ESTHER ALCÂNTARA é natural de Monte Aprazível/SP, viveu por muito tempo em São Paulo/SP e atualmente reside em Salvador/BA. É graduada em Letras e especialista em Língua Portuguesa. Poeta, letrista e cronista, seus textos estão publicados em diversas antologias no Brasil e em Portugal. Também participa de sites e de revistas de literatura, como Mallarmargens, Cult, Ruído Manifesto, Escambau, Gueto, Ser MulherArte, entre outras. Trabalha na área editorial há mais de  27 anos - como editora e revisora de textos - e é proprietária da Carpe Librum Editora.
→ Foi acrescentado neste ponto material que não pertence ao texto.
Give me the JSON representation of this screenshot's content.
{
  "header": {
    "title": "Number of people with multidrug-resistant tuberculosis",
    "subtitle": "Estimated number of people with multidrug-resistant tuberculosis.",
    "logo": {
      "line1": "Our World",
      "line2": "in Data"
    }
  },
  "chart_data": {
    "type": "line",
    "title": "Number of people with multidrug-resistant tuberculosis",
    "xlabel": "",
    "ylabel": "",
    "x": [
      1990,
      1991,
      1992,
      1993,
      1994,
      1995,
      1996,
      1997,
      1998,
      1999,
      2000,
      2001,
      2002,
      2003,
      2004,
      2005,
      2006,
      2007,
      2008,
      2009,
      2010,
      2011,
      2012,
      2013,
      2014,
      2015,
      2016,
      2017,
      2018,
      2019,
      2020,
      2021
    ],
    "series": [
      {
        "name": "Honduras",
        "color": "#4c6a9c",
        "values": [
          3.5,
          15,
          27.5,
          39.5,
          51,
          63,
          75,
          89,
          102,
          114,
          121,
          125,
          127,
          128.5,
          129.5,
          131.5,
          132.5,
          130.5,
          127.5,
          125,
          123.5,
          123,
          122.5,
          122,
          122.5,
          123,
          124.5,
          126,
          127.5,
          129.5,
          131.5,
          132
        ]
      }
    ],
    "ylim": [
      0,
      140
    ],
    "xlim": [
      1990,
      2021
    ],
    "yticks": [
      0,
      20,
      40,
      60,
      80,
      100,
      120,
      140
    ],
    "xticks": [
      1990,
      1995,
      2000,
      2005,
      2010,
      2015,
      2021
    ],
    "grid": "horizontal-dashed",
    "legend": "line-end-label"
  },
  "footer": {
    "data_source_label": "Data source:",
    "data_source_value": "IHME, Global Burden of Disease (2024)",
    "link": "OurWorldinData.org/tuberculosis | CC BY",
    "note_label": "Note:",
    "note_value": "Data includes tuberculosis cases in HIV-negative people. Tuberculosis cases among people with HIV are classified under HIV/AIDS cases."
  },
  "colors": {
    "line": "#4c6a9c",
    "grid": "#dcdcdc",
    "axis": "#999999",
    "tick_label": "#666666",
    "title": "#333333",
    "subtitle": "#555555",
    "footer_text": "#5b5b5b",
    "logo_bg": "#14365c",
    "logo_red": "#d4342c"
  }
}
Também se dedica à encadernação artesanal e participa de saraus.

Participação em coletâneas/antologias: Conexões Atlânticas - Antologia II (poesia, org. Adriana Mayrinck, In-Finita Lisboa/PT, 2018); A Mulher e o Livro - uma relação em prosa e verso (organizadora e editora, Carpe Librum/2019); Antologia Comemorativa Dia Internacional da Mulher Mulherio das Letras Portugal - Poesia (org. Adriana Mayrinck, In-Finita Lisboa/PT, 2019); Colectânea Mulherio das Letras Portugal - Poesia (org. Adriana Mayrinck, In-Finita Lisboa/PT, 2020); entre outras.

Livros publicados: Raízes (livro de artista participante  da exposição 'Entre a dobra e a obra: memórias', na Biblioteca Mário de Andrade/SP, 2015); Vinte poemas para serem lidos com lupa (minilivro de poesia, 2016);  Piracema (poesia, Carpe Librum/2017); Porque em relevo se revelava o verso (poesia, Carpe Librum/2021).